Suggesting SLDL and Squats on the same day? that might be kind of taxing.
I thought the front raises would be redundant as they are already hit hard with CGBP or Dips.
 
UA_Iron said:
thanks for the input man, I thought people would be knocking my back day as its pretty brutal - but then again I feel like the back can take quite a bit of punishment. As for the 5x5 exercise on back day..what should I switch it too? BB rows?

Suggesting SLDL and Squats on the same day? that might be kind of taxing.
I thought the front raises would be redundant as they are already hit hard with CGBP or Dips.

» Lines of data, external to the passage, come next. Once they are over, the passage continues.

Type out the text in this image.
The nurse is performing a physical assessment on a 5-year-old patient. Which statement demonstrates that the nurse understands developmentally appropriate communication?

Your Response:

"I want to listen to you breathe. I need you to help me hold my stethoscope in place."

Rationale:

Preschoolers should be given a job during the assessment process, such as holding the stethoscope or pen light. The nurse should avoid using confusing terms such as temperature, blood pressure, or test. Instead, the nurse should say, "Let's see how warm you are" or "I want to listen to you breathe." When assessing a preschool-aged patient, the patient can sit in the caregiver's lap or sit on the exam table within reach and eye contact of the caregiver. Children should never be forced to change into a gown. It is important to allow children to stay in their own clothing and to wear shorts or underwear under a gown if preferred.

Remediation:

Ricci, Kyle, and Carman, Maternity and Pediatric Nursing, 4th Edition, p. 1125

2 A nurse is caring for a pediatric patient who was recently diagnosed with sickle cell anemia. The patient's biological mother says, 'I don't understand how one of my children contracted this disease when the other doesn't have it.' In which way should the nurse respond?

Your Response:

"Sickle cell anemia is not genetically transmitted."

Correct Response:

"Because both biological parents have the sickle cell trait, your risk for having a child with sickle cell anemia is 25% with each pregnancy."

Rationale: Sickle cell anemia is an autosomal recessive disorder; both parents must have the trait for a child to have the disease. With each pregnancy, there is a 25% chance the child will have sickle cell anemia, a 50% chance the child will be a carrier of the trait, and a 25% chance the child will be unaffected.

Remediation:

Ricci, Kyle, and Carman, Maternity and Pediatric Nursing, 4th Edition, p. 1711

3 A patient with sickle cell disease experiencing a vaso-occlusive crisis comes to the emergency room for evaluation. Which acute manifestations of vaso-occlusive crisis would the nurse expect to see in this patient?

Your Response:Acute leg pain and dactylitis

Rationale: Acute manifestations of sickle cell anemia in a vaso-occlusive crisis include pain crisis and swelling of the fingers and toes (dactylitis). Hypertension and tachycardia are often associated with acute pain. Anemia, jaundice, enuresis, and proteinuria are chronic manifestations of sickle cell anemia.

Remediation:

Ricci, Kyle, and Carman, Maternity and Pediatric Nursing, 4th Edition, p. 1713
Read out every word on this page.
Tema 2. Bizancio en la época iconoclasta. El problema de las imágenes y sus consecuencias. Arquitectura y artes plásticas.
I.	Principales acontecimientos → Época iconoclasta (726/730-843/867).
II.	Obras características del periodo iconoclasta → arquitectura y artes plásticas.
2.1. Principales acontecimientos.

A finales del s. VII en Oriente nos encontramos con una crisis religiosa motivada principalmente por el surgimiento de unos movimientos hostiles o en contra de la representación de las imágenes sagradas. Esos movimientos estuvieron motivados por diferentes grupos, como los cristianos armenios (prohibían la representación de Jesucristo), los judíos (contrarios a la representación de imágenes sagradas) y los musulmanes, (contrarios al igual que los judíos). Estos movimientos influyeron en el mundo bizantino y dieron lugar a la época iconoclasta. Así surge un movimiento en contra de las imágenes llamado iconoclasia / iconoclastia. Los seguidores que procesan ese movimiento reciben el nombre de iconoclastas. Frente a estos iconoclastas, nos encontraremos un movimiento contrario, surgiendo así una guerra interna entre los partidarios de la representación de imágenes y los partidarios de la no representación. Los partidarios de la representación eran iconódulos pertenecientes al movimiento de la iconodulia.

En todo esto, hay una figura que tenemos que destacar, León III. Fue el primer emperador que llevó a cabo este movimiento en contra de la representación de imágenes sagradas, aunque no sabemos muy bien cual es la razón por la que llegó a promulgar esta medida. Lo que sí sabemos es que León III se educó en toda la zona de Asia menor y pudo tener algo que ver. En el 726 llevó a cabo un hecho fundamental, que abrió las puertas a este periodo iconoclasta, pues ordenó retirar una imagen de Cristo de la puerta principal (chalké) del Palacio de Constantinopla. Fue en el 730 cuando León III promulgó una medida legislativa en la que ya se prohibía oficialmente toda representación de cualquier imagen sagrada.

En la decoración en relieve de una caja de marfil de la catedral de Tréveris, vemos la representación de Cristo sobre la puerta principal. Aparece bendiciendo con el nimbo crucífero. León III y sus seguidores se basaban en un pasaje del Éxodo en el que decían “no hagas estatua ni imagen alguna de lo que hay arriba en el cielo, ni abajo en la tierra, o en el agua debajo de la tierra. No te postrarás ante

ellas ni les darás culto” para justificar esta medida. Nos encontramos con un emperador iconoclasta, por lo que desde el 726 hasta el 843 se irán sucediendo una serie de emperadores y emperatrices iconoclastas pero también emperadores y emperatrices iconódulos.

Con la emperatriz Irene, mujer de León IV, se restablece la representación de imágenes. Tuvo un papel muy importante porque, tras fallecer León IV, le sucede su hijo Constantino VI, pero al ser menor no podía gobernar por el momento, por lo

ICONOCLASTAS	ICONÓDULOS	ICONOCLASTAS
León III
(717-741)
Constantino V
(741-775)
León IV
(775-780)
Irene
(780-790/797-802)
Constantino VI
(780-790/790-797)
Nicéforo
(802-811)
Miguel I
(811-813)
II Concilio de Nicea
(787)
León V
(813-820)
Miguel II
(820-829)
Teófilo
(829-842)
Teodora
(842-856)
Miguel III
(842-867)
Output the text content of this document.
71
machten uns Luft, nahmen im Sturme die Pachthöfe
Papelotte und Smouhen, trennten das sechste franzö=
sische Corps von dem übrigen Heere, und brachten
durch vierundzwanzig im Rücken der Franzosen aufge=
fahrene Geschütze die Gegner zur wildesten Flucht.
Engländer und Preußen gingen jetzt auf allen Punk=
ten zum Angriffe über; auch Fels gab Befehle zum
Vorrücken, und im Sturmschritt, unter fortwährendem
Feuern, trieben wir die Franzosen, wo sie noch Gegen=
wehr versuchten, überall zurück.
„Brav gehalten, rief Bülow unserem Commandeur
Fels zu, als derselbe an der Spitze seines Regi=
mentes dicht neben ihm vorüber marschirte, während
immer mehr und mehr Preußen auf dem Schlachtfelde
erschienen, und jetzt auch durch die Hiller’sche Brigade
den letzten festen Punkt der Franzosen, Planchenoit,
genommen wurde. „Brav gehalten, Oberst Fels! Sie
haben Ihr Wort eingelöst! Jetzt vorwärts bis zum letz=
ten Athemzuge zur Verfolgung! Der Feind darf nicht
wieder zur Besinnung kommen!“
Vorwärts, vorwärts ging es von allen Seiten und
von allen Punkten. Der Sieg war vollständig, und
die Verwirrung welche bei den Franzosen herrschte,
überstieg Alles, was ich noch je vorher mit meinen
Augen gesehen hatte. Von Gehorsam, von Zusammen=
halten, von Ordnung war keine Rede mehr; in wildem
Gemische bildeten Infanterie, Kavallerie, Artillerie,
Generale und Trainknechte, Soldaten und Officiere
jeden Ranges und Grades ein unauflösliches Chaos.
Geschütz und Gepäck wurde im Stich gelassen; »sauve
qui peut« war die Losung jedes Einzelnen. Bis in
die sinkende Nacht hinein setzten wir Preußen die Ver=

As for the 5x5 exercise on back day maybe BB or T Bar rows would be a good idea.... I know these movements can get sloppy between reps 6-10 when body position can start to shift....One thing I never worry about with back is volume....the lats among other muscles of the back are gigantic and can take tons of punishment! Of course that's not to say I do 30 sets or something ridiculous like that...

Or you could just pull deads or rack pulls and use that as the 5x5

I reasoned that squatting and SLDL will thoroughly destroy your hams so I don't really see a need to hit them hard on back day....also the erectors will take quite a beating...

As for the CGBP\dips you sure your chest can take that type of punishment a few days after a chest workout? I guess the dips would be upright so there is less stress on the chest....

I agree about the front raises...

This is all just IMHO, not trying to force anything :)
 
You're bringing up some valid points. I have no problem working the chest twice in a 7 day period, in fact I have seen good growth from doing this. I think switching the back day 5x5 exercise to BB rows is what I'll do, and then do 2 or 3 sets up pull ups after that.